Figure 6. Slope estimates across embedding
dimensions for trial initiation times,
shuffled vs. non-shuffled data.
     Here there is a significant difference between the obtained and shuffled 
data. There is also a  suggestion that dimensionality estimates of the 
obtained data levels off, perhaps at a dimensionality of six.  Our maximum 
embedding dimension is ten here because the reliability of dimension 
estimates decrease as embedding dimension increases, especially for short 
data sets. So, without using other dimension estimates, which are planned, 
we tentatively conclude that low-dimensionality in the time-initiation data is 
possible.

In summary, the memory load manipulation produced substantial effects on response and trial initiation times, but no effects on estimates of dimensionality. We have used these data to illustrate the potential for an experimental paradigm that treats dimensionality as a dependenet variable. Provided dimensionality estimates are low, this technique provides evidence about whether the independent variable influences a dynamic varaible or a system parameter.

Finally, nonlinear statistical techniques are very much in the developmental stage Several approaches have been suggested, and recent reviews of the strengths and weaknesses of the techniques are to be found in Abarbanel, Brown, Sidorowich, and Tsimring (1993), Pritchard and Duke (1992), Johnson and Dooley (1994), and Rapp (1995).


References

Abarbanel, H. D. I., Brown, R., Sidorowich, J. J. & Tsimring, L. S. (1993). 
     The analysis of observed chaotic data in physical systems. Reviews 
     of Modern Physics, 65, 1331-1392. 

Clayton, K. & Frey, B. (In press). Inter- and intra-trial dynamics in memory and choice. In J. Goldstein & A. Coombs (Eds.), Chaos Psychology: A Reader. Vol 2.

Cooney, J. B. & Troyer, R. (1994). A dynamic model of reaction time in a short-term memory task. Journal of Experimental Child Psychology, 58, 200-226.
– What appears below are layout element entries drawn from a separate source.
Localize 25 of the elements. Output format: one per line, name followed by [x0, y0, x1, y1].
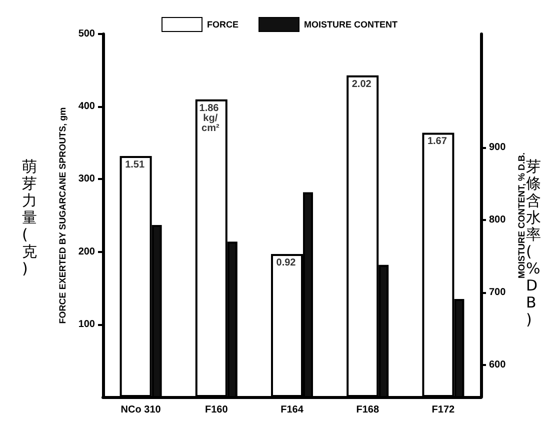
text: 萌芽力量(克)	[22, 158, 37, 278]
y2-axis-title: MOISTURE CONTENT, % D.B.	[516, 152, 526, 279]
x-tick-label: F164	[280, 404, 304, 416]
x-tick-label: F168	[356, 404, 380, 416]
annotation: 2.02	[352, 78, 372, 90]
y-tick-label: 200	[78, 246, 96, 258]
annotation: 1.67	[427, 136, 448, 148]
annotation: 0.92	[276, 257, 296, 268]
x-tick-label: NCo 310	[120, 404, 162, 416]
text: 芽條含水率(%DB)	[526, 158, 541, 328]
y2-tick-label: 900	[489, 142, 506, 153]
y2-tick-label: 600	[489, 360, 506, 371]
legend-label: FORCE	[207, 20, 238, 30]
y2-tick-label: 800	[489, 214, 506, 226]
annotation: 1.86 kg/cm²	[199, 102, 222, 134]
y-tick-label: 400	[78, 101, 96, 112]
annotation: 1.51	[125, 159, 145, 170]
x-tick-label: F172	[432, 404, 456, 416]
x-tick-label: F160	[205, 404, 228, 416]
y2-tick-label: 700	[489, 286, 506, 298]
y-tick-label: 100	[78, 318, 96, 330]
y-tick-label: 500	[78, 28, 96, 40]
y-axis-title: FORCE EXERTED BY SUGARCANE SPROUTS, gm	[58, 107, 68, 324]
legend-label: MOISTURE CONTENT	[304, 20, 398, 30]
y-tick-label: 300	[78, 174, 96, 185]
Grassberger, P., & Procaccia, I. (1983a). Characterization of strange attractors. Physical Review Letters, 50, 346-349.

Grassberger, P., & Procaccia, I. (1983b). Measuring the strangeness of strange attractors, Physica D, 9, 189-208.

Hoyert, M. S. (1992). Order and chaos in fixed-interval schedules of reinforcement. Journal of the Experimental Analysis of Behavior, 57, 339-363.

Pritchard, W. S. & Duke, D. W. (1992). Measuring chaos in the brain: A tutorial review of nonlinear dynamical EEG analysis. International Journal of Neuroscience, 67, 31-80.

Townsend, J. T. (1992b). Chaos theory: A brief tutorial and discussion. Ch. 4 in A. F. Healy, S. M. Kosslyn, & R. M. Shiffrin (Eds.) From Learning Theory to Connectionist Theory: Essays in Honor of William K. Estes, V.1. Hillsdale NJ: L. Erlbaum Assoc. pp.65-96.

van Geert, P. (1991). A dynamic systems model of cognitive and language growth. Psychological Review, 98, 3-53.